每种强制模式都可以指定特定版本。该版本将策略固定到 Kubernetes 发布中附带的版本。固定到特定 Kubernetes 版本可以确保策略行为的确定性，同时为未来 Pod 安全标准的更新保留灵活性。可能的 <MODE(S)> 包括 enforce、audit 和 warn。

何时使用 `warn`？

warn 的典型用途是为未来想要强制执行不同策略的变化做好准备。最常见的两种情况是：

在相同级别但不同版本上使用 warn (例如将 enforce 固定到 restricted+v1.23，将 warn 固定到 restricted+latest)
在更严格的级别上使用 warn (例如 enforce 使用 baseline，warn 使用 restricted)

不建议对与 enforce 完全相同级别+版本的策略使用 warn。在准入序列中，如果 enforce 失败，整个序列会在评估 warn 之前失败。

首先，如果之前没有创建，创建一个名为 verify-pod-security 的命名空间。对于本演示，在打标签时使用 --overwrite 以允许将单个命名空间用于多个示例。

kubectl create namespace verify-pod-security

部署演示工作负载

每个工作负载代表一个更高的安全级别，该级别将无法通过其后的配置文件。

对于以下示例，使用 busybox 容器运行一个 sleep 命令，持续 100 万秒（约等于 11 天）或直到被删除。Pod Security 不关心您选择了哪个容器镜像，而关心 Pod 级别的设置及其对安全的影响。

Privileged 级别和工作负载

对于特权 Pod，使用特权策略。
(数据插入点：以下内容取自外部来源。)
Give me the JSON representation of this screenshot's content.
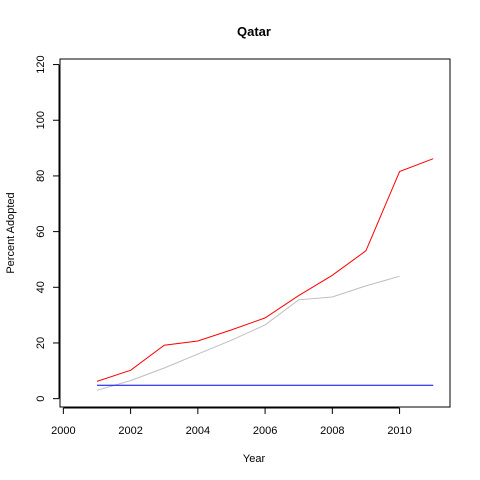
{
  "chart_data": {
    "type": "line",
    "title": "Qatar",
    "xlabel": "Year",
    "ylabel": "Percent Adopted",
    "xlim": [
      1999.9,
      2011.5
    ],
    "ylim": [
      -3,
      122
    ],
    "xticks": [
      "2000",
      "2002",
      "2004",
      "2006",
      "2008",
      "2010"
    ],
    "yticks": [
      "0",
      "20",
      "40",
      "60",
      "80",
      "100",
      "120"
    ],
    "grid": false,
    "series": [
      {
        "color": "#ff0000",
        "x": [
          2001,
          2002,
          2003,
          2004,
          2005,
          2006,
          2007,
          2008,
          2009,
          2010,
          2011
        ],
        "y": [
          6.2,
          10.2,
          19.2,
          20.7,
          24.7,
          29.0,
          37.0,
          44.3,
          53.1,
          81.6,
          86.2
        ]
      },
      {
        "color": "#bebebe",
        "x": [
          2001,
          2002,
          2003,
          2004,
          2005,
          2006,
          2007,
          2008,
          2009,
          2010
        ],
        "y": [
          3.0,
          6.5,
          11.0,
          16.0,
          21.0,
          26.5,
          35.5,
          36.5,
          40.5,
          44.0
        ]
      },
      {
        "color": "#0000ff",
        "x": [
          2001,
          2011
        ],
        "y": [
          4.8,
          4.8
        ]
      }
    ]
  }
}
这允许容器内的进程获取新进程（也称为“权限提升”），如果不受信任，可能会很危险。

首先，让我们应用一个 restricted Pod Security 级别进行测试。

# enforces a "restricted" security policy and audits on restricted
kubectl label --overwrite ns verify-pod-security \
  pod-security.kubernetes.io/enforce=restricted \
  pod-security.kubernetes.io/audit=restricted

接下来，尝试在命名空间中部署一个特权工作负载。

cat <<EOF | kubectl -n verify-pod-security apply -f -
apiVersion: v1
kind: Pod
metadata:
  name: busybox-privileged
spec:
  containers:
  - name: busybox
    image: busybox
    args:
    - sleep
    - "1000000"
    securityContext:
      allowPrivilegeEscalation: true
EOF

输出类似如下所示

Error from server (Forbidden): error when creating "STDIN": pods "busybox-privileged" is forbidden: violates PodSecurity "restricted:latest": allowPrivilegeEscalation != false (container "busybox" must set securityContext.allowPrivilegeEscalation=false), unrestricted capabilities (container "busybox" must set securityContext.capabilities.drop=["ALL"]), runAsNonRoot != true (pod or container "busybox" must set securityContext.runAsNonRoot=true), seccompProfile (pod or container "busybox" must set securityContext.seccompProfile.type to "RuntimeDefault" or "Localhost")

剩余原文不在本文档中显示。